I am a historian of Latin America and the Caribbean. In addition to teaching general surveys, I also offer courses on public health, revolution and counterrevolution, literature and dictatorship, conspiracy theories, and commodities. One of the core ideas of all of my classes is that we cannot understand the United States without understanding Latin America and the Caribbean. And the histories of Latin America and the Caribbean should be viewed within wider global narratives. Students often remark that Latin America and the Caribbean barely exists in high school history classes. The region is rarely mentioned in U.S. courses and gets short shrift in world history courses. I hope that my courses can offer a corrective to these deficits.

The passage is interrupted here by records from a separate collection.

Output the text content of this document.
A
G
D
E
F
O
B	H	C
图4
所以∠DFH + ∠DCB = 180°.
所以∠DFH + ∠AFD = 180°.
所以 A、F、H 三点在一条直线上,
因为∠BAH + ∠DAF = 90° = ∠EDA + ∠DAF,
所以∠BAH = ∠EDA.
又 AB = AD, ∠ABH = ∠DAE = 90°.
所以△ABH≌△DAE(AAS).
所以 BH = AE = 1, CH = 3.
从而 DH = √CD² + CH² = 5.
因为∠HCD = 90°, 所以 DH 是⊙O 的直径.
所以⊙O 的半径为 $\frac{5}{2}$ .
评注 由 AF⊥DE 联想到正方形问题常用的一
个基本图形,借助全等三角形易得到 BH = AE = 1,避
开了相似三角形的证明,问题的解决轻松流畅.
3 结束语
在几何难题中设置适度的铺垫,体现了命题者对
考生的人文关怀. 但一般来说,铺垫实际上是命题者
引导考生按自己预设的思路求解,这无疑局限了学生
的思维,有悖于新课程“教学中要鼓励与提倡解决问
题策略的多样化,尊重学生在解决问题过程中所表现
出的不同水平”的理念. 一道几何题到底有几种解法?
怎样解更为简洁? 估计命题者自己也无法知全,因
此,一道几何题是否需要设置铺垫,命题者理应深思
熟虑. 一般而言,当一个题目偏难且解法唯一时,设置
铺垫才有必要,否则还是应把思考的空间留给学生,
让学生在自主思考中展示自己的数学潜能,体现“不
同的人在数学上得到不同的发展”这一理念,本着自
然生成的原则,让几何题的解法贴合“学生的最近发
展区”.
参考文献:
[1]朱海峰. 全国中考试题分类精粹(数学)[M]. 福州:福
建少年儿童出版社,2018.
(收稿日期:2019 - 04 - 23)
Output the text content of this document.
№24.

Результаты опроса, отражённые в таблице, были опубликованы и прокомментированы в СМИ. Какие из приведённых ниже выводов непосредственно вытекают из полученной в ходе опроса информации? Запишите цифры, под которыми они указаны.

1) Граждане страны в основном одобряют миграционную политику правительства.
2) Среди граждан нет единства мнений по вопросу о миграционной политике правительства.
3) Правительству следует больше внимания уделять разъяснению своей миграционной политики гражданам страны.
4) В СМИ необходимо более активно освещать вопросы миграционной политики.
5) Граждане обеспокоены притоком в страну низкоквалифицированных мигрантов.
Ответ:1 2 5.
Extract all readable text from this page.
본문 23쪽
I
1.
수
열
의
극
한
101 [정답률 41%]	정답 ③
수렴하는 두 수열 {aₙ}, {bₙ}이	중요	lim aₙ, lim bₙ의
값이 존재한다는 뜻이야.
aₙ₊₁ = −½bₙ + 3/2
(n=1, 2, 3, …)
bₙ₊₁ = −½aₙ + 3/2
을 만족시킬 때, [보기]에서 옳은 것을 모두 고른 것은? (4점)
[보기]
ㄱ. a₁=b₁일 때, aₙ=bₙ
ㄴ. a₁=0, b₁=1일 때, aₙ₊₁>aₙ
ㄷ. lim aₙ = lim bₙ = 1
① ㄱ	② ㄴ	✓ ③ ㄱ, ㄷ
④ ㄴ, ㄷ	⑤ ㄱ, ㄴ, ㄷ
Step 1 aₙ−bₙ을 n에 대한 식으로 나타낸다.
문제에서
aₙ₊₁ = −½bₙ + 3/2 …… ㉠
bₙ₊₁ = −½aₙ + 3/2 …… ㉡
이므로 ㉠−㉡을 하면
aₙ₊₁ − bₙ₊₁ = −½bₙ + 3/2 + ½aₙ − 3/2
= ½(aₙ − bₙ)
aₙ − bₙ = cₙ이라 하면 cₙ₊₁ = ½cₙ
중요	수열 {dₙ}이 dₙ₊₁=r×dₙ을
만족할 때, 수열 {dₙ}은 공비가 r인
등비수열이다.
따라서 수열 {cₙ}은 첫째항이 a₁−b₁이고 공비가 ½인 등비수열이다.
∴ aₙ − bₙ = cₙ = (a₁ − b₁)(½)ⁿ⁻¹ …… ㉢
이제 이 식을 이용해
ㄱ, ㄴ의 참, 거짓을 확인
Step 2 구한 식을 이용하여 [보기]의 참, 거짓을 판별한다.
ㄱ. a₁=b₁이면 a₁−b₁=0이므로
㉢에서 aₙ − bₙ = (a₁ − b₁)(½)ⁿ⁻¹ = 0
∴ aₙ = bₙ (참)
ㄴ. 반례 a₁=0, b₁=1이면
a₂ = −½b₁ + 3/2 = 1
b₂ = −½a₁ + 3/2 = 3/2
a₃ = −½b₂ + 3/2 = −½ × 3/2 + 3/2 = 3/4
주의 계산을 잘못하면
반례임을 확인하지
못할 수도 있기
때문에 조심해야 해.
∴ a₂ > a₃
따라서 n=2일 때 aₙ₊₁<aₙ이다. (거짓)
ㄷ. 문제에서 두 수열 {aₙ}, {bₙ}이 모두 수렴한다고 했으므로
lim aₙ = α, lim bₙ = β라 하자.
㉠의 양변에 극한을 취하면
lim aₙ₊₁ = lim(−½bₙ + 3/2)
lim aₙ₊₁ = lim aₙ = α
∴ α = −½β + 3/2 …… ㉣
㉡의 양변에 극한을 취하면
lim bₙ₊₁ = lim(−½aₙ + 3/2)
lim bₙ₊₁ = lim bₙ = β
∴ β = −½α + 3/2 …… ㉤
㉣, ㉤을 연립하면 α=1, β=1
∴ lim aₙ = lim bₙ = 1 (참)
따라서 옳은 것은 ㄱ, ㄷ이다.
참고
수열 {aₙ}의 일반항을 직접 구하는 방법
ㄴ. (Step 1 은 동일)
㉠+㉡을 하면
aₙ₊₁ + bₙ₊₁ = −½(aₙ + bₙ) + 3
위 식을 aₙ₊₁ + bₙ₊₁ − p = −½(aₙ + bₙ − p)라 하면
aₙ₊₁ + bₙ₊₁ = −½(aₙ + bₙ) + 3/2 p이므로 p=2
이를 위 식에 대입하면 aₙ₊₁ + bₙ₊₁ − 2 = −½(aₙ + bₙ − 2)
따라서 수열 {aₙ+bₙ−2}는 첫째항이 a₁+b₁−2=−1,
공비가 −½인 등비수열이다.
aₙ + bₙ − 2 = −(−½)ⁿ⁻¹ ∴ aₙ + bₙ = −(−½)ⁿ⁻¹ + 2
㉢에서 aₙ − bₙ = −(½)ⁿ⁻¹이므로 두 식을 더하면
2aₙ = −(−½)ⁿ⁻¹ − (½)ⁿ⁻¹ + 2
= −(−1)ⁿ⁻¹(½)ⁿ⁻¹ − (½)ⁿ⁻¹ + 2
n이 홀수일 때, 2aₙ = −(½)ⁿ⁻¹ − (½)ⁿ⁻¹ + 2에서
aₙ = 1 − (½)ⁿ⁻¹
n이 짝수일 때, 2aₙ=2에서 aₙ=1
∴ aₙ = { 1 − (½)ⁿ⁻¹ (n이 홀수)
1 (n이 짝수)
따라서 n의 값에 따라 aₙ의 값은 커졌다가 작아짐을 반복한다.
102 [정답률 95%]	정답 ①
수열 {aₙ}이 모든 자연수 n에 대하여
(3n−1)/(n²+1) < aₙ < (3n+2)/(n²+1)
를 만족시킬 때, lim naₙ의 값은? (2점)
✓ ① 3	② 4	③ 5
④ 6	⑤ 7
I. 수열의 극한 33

My book Madness in Buenos Aires: Patients, Psychiatrists, and the Argentine State, 1880-1983 was published in 2008. Since then, I have published articles on the history of military conscription in Argentina, obesity in Latin America, and many book reviews. My current work is focused on the history of conspiracy theories. Here is a list of major publications to date.
"A Global History of Lies: Rumors, Conspiracy Theories, and Hoaxes-A Syllabus," Clio and the Contemporary (Summer 2024)
“Pescado podrido. Domestic and International Circuits of Argentine Rumors and Conspiracy Theories (1930-1943),” (co-authored with Ernesto Bohoslavsky, Universidad Nacional General Sarmiento) Journal of Social History) Volume 55, Number 1, Fall 2021
“Archivos, Derechos Humanos y Psiquiatría en Argentina” in Teresa Ordorika Sacristan and Aida Alejandra Golcman, editors. Locura en el Archivo: Fuentes y metodologias para el estuido de las disciplinas psi (Mexico City: Coleccion Debate y Reflexcion, 2021)
“Framing the Latin American Nutrition Transition in Historical Perspective” História, Ciencia, Saúde: Manguinhos (2021)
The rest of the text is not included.